Katalogartikel in chronologischer Reihenfolge.

DI 91: Hersfeld-Rotenburg (2015)

Nr. 189 Raboldshausen (Neuenstein), Evangelische Kirche 1577

Beschreibung

Epitaph des Werner von Wallenstein (Waldenstein). Das ädikulaförmige Denkmal aus grauem Sandstein steht an der Stirnwand des Chores.
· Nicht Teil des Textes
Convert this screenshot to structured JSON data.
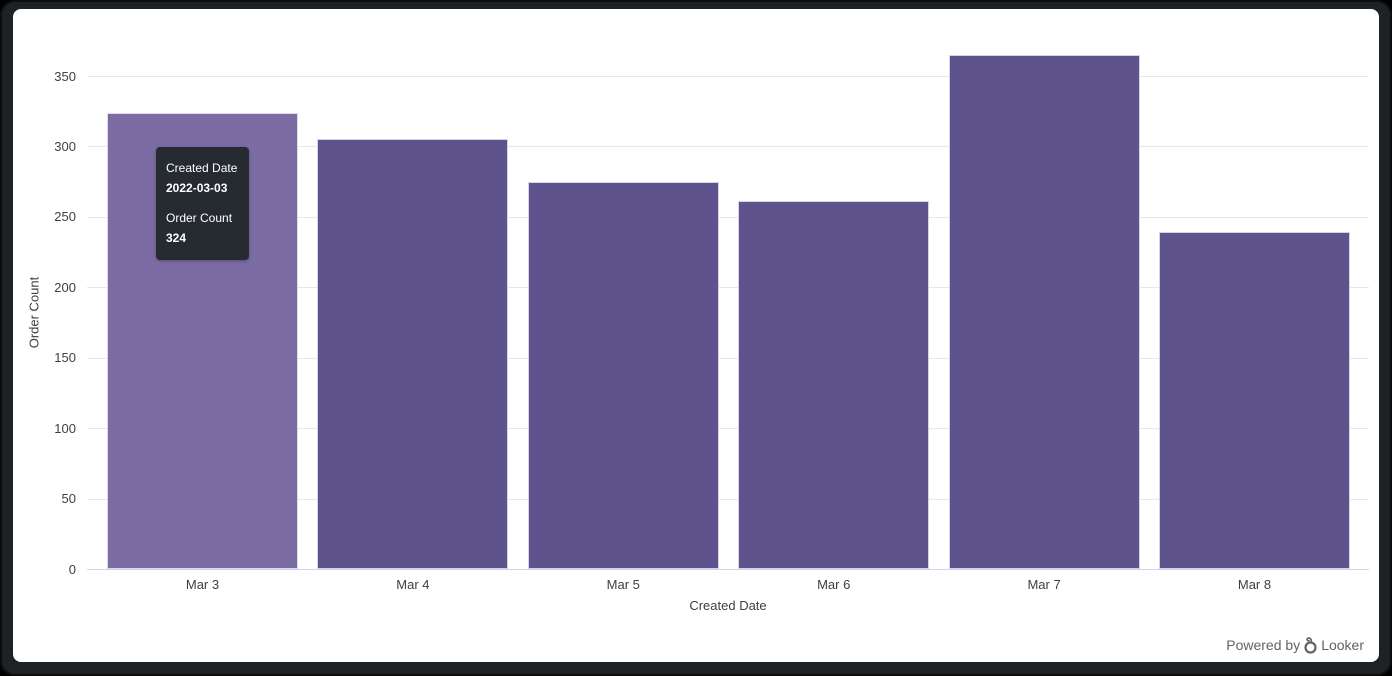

In der Rundbogennische steht frontal der barhäuptige, gerüstete Ritter mit vor der Brust zusammengelegten Händen. Der Helm liegt neben seinem linken Bein. Auf den Seitenflächen der Nische sind oben links und rechts jeweils zwei Vollwappen mit Beischriften (W) angebracht und unten zwei mit Rollwerk verzierte Tafeln, auf denen sich das Grabgedicht (B) befindet. Auf der rechten Tafel ist unter dem letzten Wort ein Steinmetzzeichen (Nr. 11) angebracht. Der Sockel trägt in einer verstümmelten Rollwerktafel das in zwei Spalten angeordnete Grabgedicht (A), dessen letztes Distichon mit der Stifternennung in einer Zeile auf dem Rahmen ausgeführt ist. In der Nische des Obergeschosses steht auf einer Rollwerktafel das Bibelzitat (C). Außer in (A) sind alle Inschriften erhaben, als gelegentliche Trenner dienen Quadrangel.

Maße: H. ca. 450, B. 215, Bu. 4 (A), 4,5 (B), 5 (C, W) cm.

Schriftart(en): Kapitalis (A), Kapitalis, erhaben (B, C, W).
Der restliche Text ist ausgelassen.